Ecco. Nel nostro scenario non c’è nemmeno l’attore. Non c’è possibilità di interagire. Dunque anche lo spettatore diventa inutile. E allora togliamo anche lui. Smontiamo il ϑεάομαι. Non c’è niente da guardare.

Il ciclone polinesiano del quale parla l’antropologo si porta via tutto. Il vento passa a 200 chilometri orari e trascina lontano uomini e cose, li spara “come proiettili a chilometri di distanza”. Scompagina anche il “panorama olfattivo”. Come si dice a Roma “non ci resta manco la puzza”.

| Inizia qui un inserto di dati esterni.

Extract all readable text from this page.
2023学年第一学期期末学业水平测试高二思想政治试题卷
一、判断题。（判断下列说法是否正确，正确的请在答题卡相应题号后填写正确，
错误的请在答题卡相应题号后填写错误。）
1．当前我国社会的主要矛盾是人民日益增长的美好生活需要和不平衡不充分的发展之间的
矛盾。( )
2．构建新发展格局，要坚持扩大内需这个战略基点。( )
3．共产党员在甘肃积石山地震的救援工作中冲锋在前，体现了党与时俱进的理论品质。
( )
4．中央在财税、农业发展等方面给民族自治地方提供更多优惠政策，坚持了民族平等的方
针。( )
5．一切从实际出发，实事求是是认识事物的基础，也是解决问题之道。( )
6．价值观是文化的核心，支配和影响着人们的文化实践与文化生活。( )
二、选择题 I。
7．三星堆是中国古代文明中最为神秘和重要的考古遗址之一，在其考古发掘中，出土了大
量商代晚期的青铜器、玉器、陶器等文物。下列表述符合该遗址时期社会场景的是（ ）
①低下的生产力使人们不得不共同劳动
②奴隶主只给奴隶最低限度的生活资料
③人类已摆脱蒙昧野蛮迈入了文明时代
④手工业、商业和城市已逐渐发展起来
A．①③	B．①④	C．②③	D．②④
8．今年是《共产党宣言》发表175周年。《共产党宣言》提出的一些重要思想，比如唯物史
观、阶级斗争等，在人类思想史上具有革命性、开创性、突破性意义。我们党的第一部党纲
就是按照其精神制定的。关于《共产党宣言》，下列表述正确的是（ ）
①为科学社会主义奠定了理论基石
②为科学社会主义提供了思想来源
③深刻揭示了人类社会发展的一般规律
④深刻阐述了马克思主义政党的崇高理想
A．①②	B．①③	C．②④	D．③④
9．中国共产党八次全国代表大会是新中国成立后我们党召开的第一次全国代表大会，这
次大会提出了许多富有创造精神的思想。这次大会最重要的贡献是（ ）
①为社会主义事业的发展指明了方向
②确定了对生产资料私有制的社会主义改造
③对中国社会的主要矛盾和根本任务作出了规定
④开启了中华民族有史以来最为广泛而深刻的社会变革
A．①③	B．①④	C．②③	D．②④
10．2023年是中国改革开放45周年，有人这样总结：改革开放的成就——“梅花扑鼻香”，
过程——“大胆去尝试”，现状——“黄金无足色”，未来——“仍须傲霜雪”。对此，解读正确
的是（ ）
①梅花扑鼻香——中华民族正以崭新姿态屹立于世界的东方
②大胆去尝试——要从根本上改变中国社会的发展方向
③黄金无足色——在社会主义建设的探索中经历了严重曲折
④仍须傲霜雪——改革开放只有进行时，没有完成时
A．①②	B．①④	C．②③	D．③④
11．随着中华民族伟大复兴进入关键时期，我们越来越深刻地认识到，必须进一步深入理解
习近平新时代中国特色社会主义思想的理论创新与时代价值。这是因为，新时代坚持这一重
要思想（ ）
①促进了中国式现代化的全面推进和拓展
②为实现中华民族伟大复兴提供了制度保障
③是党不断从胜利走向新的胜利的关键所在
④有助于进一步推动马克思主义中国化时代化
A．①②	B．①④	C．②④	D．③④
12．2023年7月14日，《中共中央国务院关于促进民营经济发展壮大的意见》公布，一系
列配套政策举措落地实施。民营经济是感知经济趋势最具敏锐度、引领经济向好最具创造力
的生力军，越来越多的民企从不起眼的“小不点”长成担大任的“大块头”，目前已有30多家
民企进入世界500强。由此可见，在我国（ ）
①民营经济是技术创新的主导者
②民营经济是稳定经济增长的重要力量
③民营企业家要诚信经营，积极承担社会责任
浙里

Sono tornato a Roma mercoledì 4 marzo. Da allora sono uscito di casa tre volte. L’ultima è stata dieci giorni fa. C’erano già pochissime persone in strada a piedi e in macchina. Si trovava il parcheggio comodo anche nelle strade dove normalmente non si scandalizza nessuno a fermarsi in seconda fila. Adesso vedo le immagini di Roma in televisione. Dopo le assurde ammucchiate per fare la spesa delle prime ore la città si è svuotata. L’Italia è diventata una succursale del deserto. È stata la naturale e auspicabile conseguenza del Covid-19. Il parassita si è fiondato contro le nostre vite scagliandoci come proiettili dentro le case. Ora contiamo i giorni passati dall’ultimo contatto esterno.